Слизывая с палочки мороженое-эскимо, я наблюдал, как Софи и Натан в своих старомодных одеждах становились все меньше и меньше по мере того, как их поднимали на канатах вверх, под вздувшийся на ветру тент; они помедлили наверху, задержались на душераздирающую, перехватывающую дух секунду – так бесконечное тиканье времени словно приостанавливается перед тем, как осужденный проваливается в разверзшийся люк и повисает на виселице, – и в свисте воздуха заскользили вниз, к земле. Крик Софи, пронесшийся над пляжем, кишевшим отдыхающими, вполне могли услышать далеко в море, на судах. Прыжок был для нее последней каплей опьянения, и она рассказывала о своих переживаниях, пока у нее не перехватило дух, и безжалостно издевалась надо мной за мою бесхребетность («Язвинка, ты просто не понимаешь, что такое веселье!»), шагая по доскам к пляжу, среди толкавшихся и пихавшихся костлявых, плотных, стройных, веснушчатых и пышных человеческих тел, участвовавших в этом причудливом спектакле.

За исключением Лесли Лапидас и Морти Хэйбера, остальные пять-шесть человек, лежавших на песке вокруг будки спасателя, были так же незнакомы Натану и Софи, как и мне. Морти – неуемно дружелюбный, рослый, волосатый, типичный спасатель – познакомил нас с тремя загорелыми молодыми людьми по имени Ирв, Шерли и Берт в плавках из ластекса и тремя очаровательными кругленькими, медвяно-загорелыми девушками, которых я стал называть Сандра, Шерли и затем – ах! – Лесли. Морти был более чем любезен, остальные же держались неуловимо отчужденно, даже враждебно (я, как южанин, тут же полез к ним с рукопожатиями, тогда как они явно к этому не привыкли и брали мою руку, точно скользкую рыбину), отчего мне стало определенно не по себе. Окинув взглядом компанию, я к тому же почувствовал и легкое, но подлинное смущение – такой я был тощий и от рождения бледный. Белокожий, как издольщик, с розовыми локтями и ободранными коленями, я чувствовал себя бледной немочью среди этих гладких, загорелых, словно обитатели Средиземноморья, тел, поблескивающих, как дельфины, под слоем загарного масла «Коппертон». Как я завидовал такой способности кожи, когда торс мог стать цвета мореного ореха.
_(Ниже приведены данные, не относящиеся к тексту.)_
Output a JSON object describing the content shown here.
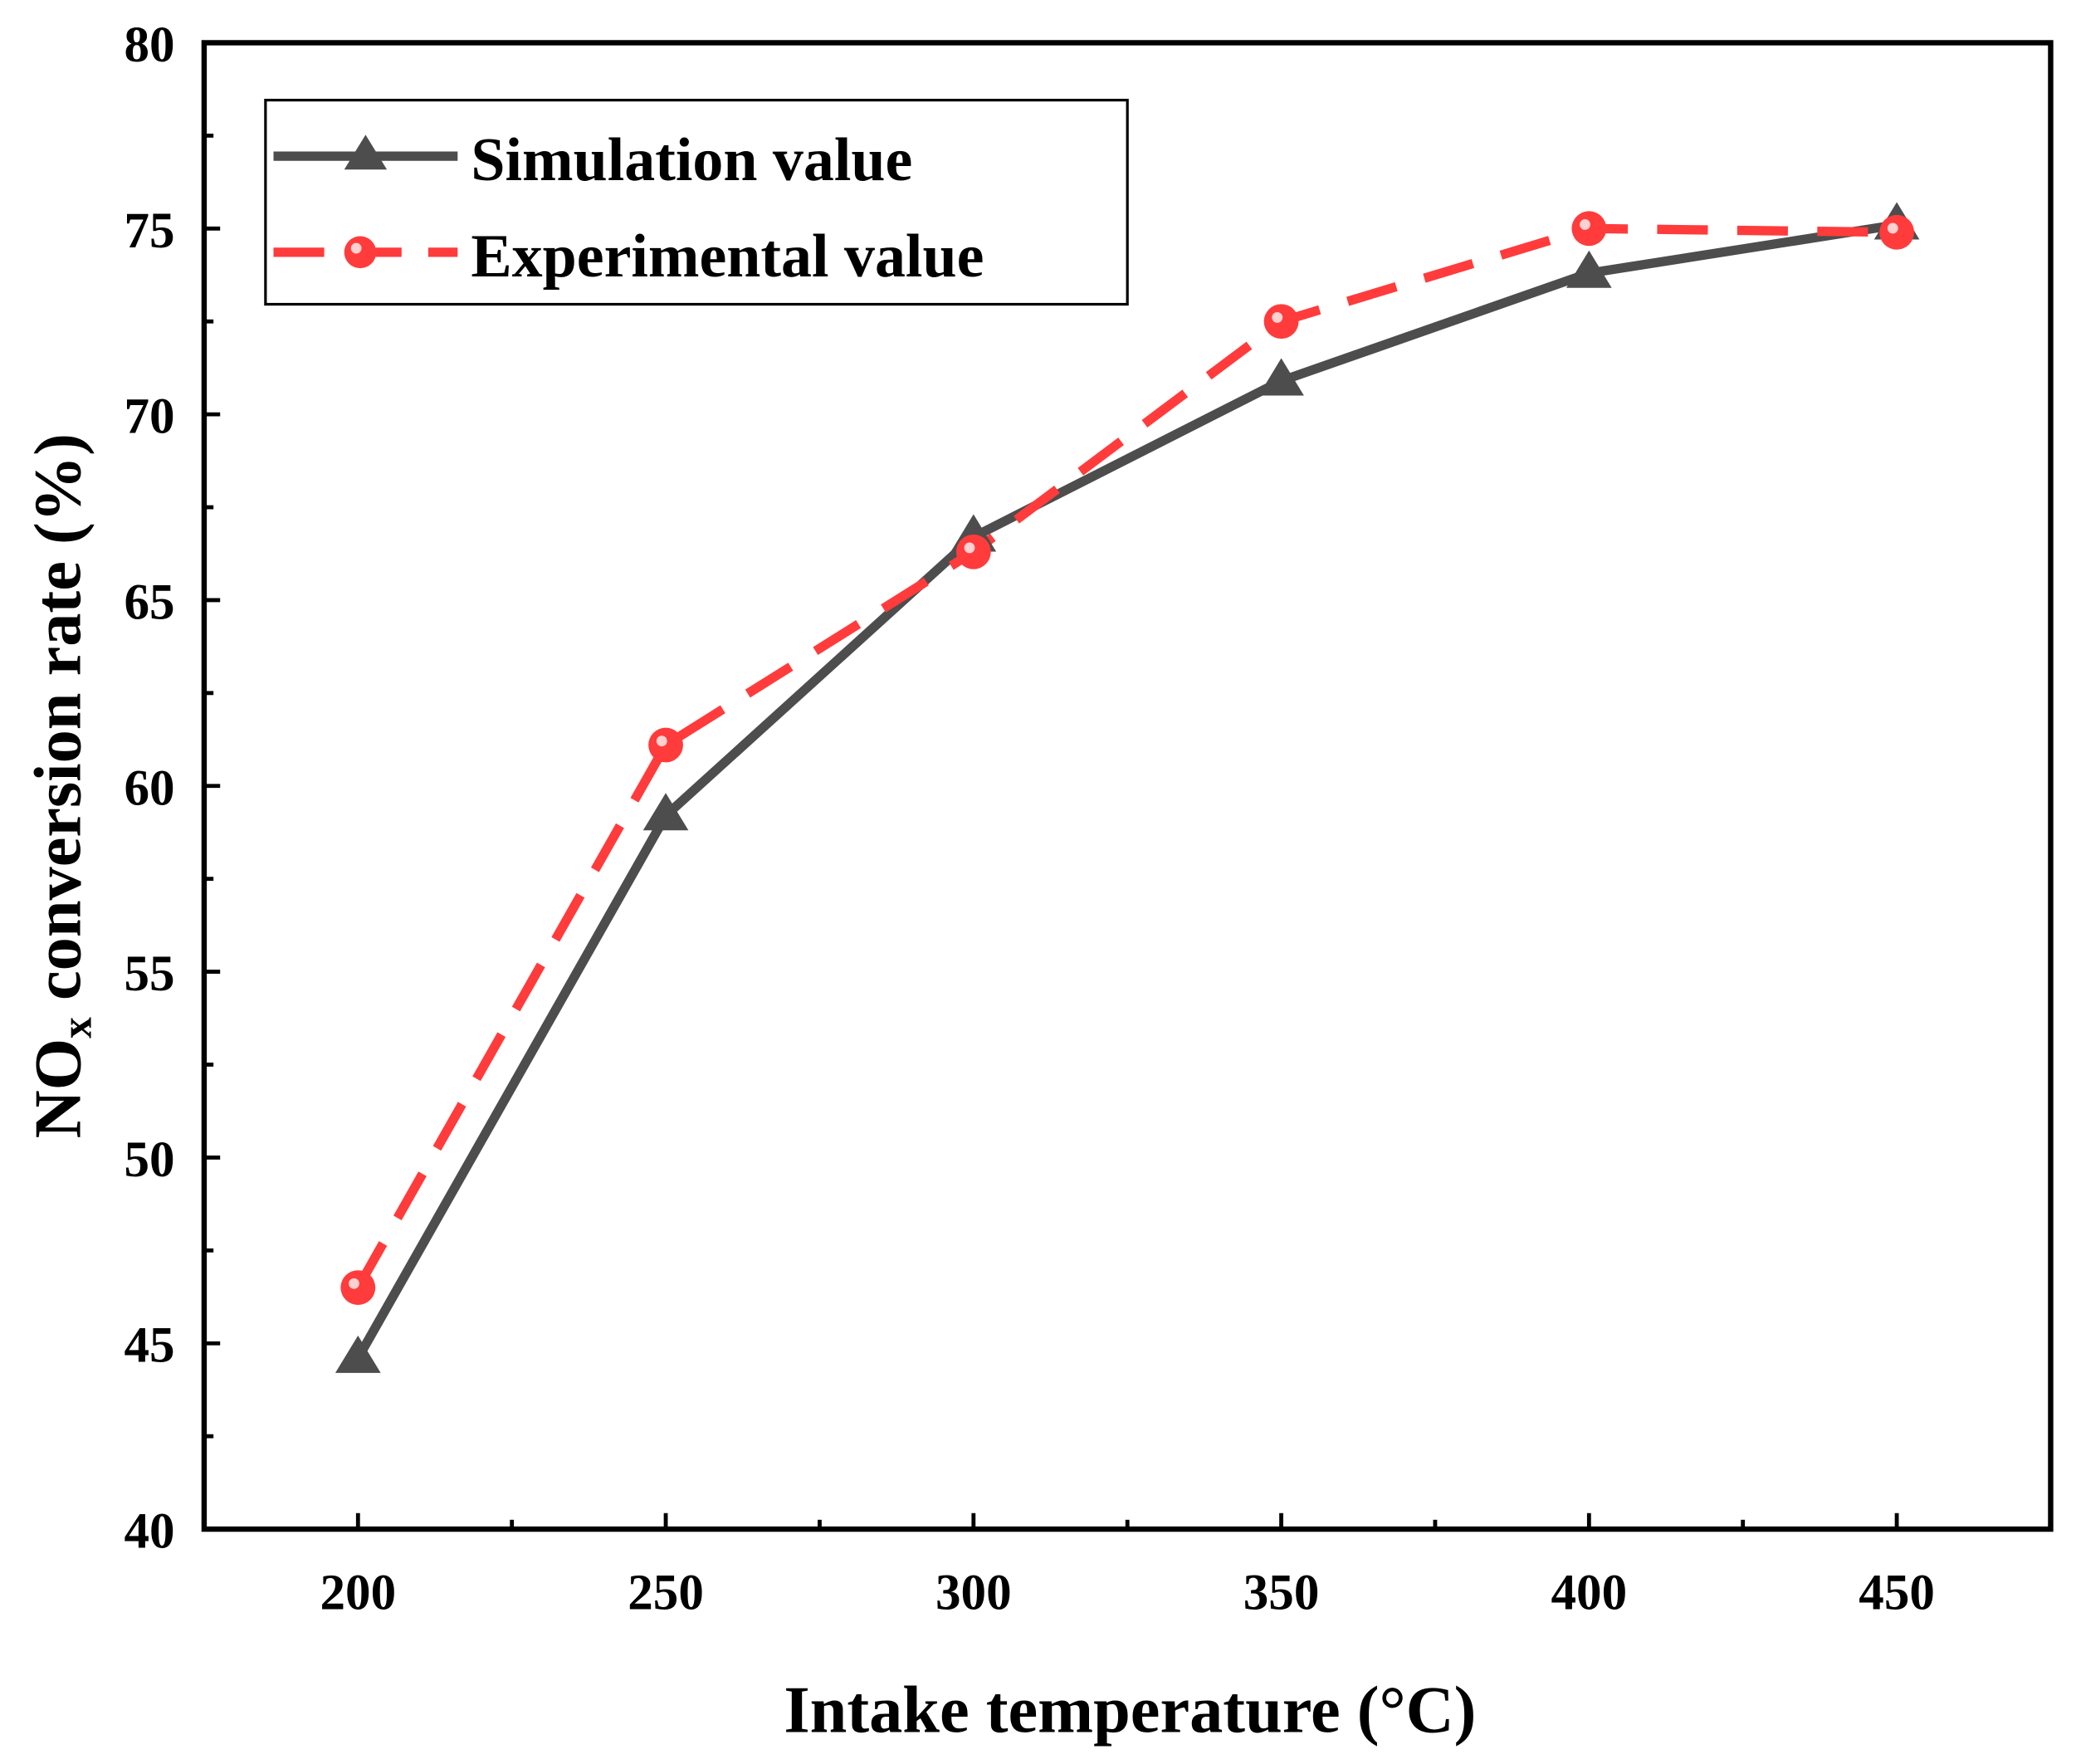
{
  "chart_data": {
    "type": "line",
    "title": "",
    "xlabel": "Intake temperature (°C)",
    "ylabel": "NOx conversion rate (%)",
    "ylabel_main": "NO",
    "ylabel_sub": "x",
    "ylabel_rest": " conversion rate (%)",
    "xlim": [
      175,
      475
    ],
    "ylim": [
      40,
      80
    ],
    "xticks": [
      200,
      250,
      300,
      350,
      400,
      450
    ],
    "yticks": [
      40,
      45,
      50,
      55,
      60,
      65,
      70,
      75,
      80
    ],
    "x": [
      200,
      250,
      300,
      350,
      400,
      450
    ],
    "series": [
      {
        "name": "Simulation value",
        "values": [
          44.6,
          59.2,
          66.7,
          70.9,
          73.8,
          75.1
        ],
        "color": "#4d4d4d",
        "marker": "triangle",
        "dash": "solid"
      },
      {
        "name": "Experimental value",
        "values": [
          46.5,
          61.1,
          66.3,
          72.5,
          75.0,
          74.9
        ],
        "color": "#ff3b3b",
        "marker": "circle",
        "dash": "dashed"
      }
    ],
    "legend": "top-left",
    "grid": false
  }
}
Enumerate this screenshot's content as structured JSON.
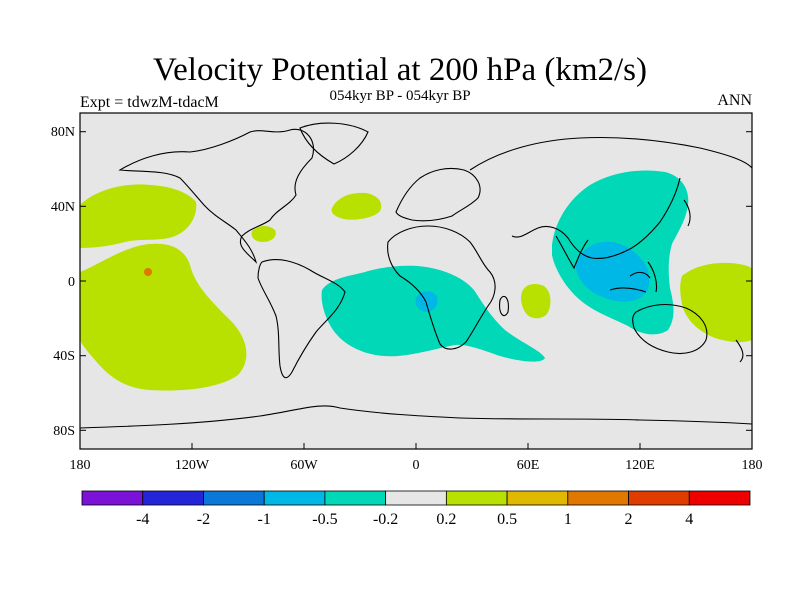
{
  "title": "Velocity Potential at 200 hPa (km2/s)",
  "subtitle": "054kyr BP - 054kyr BP",
  "left_label": "Expt = tdwzM-tdacM",
  "right_label": "ANN",
  "map": {
    "projection": "cylindrical equidistant",
    "lon_range": [
      -180,
      180
    ],
    "lat_range": [
      -90,
      90
    ],
    "background_color": "#e6e6e6",
    "coastline_color": "#000000",
    "lat_ticks": [
      "80N",
      "40N",
      "0",
      "40S",
      "80S"
    ],
    "lon_ticks": [
      "180",
      "120W",
      "60W",
      "0",
      "60E",
      "120E",
      "180"
    ]
  },
  "colorbar": {
    "colors": [
      "#7a12d8",
      "#2424d8",
      "#0a78d8",
      "#00b8e6",
      "#00d8b8",
      "#e6e6e6",
      "#b8e000",
      "#e0b800",
      "#e07800",
      "#e03c00",
      "#ee0000"
    ],
    "labels": [
      "-4",
      "-2",
      "-1",
      "-0.5",
      "-0.2",
      "0.2",
      "0.5",
      "1",
      "2",
      "4"
    ]
  },
  "fields": {
    "positive_color": "#b8e000",
    "negative_color": "#00d8b8",
    "strong_negative_color": "#00b8e6",
    "positive_regions": [
      "North Pacific",
      "South-East Pacific",
      "Caribbean",
      "North Atlantic",
      "Western Indian Ocean",
      "Western Pacific"
    ],
    "negative_regions": [
      "South Atlantic / Africa",
      "Asia / Indian Ocean",
      "Maritime Continent"
    ]
  }
}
Несколько пар очков в роговой оправе, общее направление разговора и разбросанные вокруг книги (в том числе «Функция оргазма») привели меня к выводу, что я нахожусь среди людей ученых, и я оказался прав. Все они либо только что окончили Бруклинский колледж, либо так или иначе были связаны с ним. Правда, Лесли училась в колледже Сары Лоурснс. Исключение она составляла и в том, что не была холодна ко мне, как все остальные. В смелом (по тем временам) белом нейлоновом купальном костюме – лифчике и трусиках, – обнажавшем, как я тотчас обнаружил при беглом взгляде, впервые увиденный мною в натуре женский пупок, только она – из всех, кому представил меня Морти Хэйбер, – окинула меня теплым, а не озадаченно-недоверчивым взглядом. Она улыбнулась, оглядела меня без утайки с ног до головы и поманила лапкой, предлагая сесть рядом. Она сильно вспотела на жарком солнце, и от тела ее исходил резкий мускусный запах, который мгновенно приковал меня к ней, как шмеля. Не в силах произнести ни слова, я смотрел на нее голодными глазами. Право же, передо мной была Мириам Букбайндер, предмет моей детской любви, превратившаяся в женщину с аппетитными, идеально пропорциональными формами. Груди ее были созданы для пиршества. Ложбинку между ними – таинственную прорезь, которой я никогда еще не видел так близко, – усеивали крошечные росинки. Мне хотелось зарыться носом в эту влажную пышную грудь еврейки и стенать от радости приобщения.

Затем, когда мы с Лесли разговорились (помнится, насчет литературы – после того как Натан весьма к месту вставил, что я писатель), я почувствовал, как срабатывает принцип притяжения противоположностей. Еврейку и гоя, точно магнитом, тянуло друг у другу. Ошибиться тут было невозможно – таким теплом почти сразу повеяло от нее, так стремительно и ощутимо возник ток взаимопонимания, а это не столь часто встречается в жизни. Но была между нами и другая, менее сложная общность. Как и я, Лесли окончила колледж по английской словесности; ее выпускная работа была посвящена Харту Крейну,[95] и она прекрасно разбиралась в поэзии. Но суждения ее отличались неакадемичсской свежестью и свободой. Поэтому мы легко, без трений обменивались мнениями, хотя мое внимание то и дело привлекали ее потрясающие груди и пупок, этакий малюсенький, идеальной формы кубок, к которому, как мне вдруг на долю секунды привиделось, я мог бы припасть и вылизать лимонад или какой-нибудь нектар. Беседа перескочила на другого лауреата Бруклинского колледжа – Уолта Уитмена, и тут мне уже легко было не слишком вслушиваться в то, что говорила Лесли. В колледже да и в других местах я не раз и вполне серьезно разыгрывал эту маленькую шараду на культурные темы и знал, что это лишь прелюдия, предварительное прощупывание друг друга, когда важнее авторитетный тон, каким произносятся слова, чем смысл того, что говорится. Короче, этот ритуальный брачный танец позволяет отвлекаться мыслью – не только, как в данном случае, на пышные телеса Лесли – и дает возможность попытаться проникнуть в подтекст. Поскольку я не очень вникал в слова, то сначала подумал, что ослышался, что это какая-то новая словесная игра, и лишь потом понял, что это говорится не в шутку, что в разговоре назойливо присутствует некая мрачная нота – ведь почти каждая фраза начинается со ссылки: «Как сказал мой аналитик…»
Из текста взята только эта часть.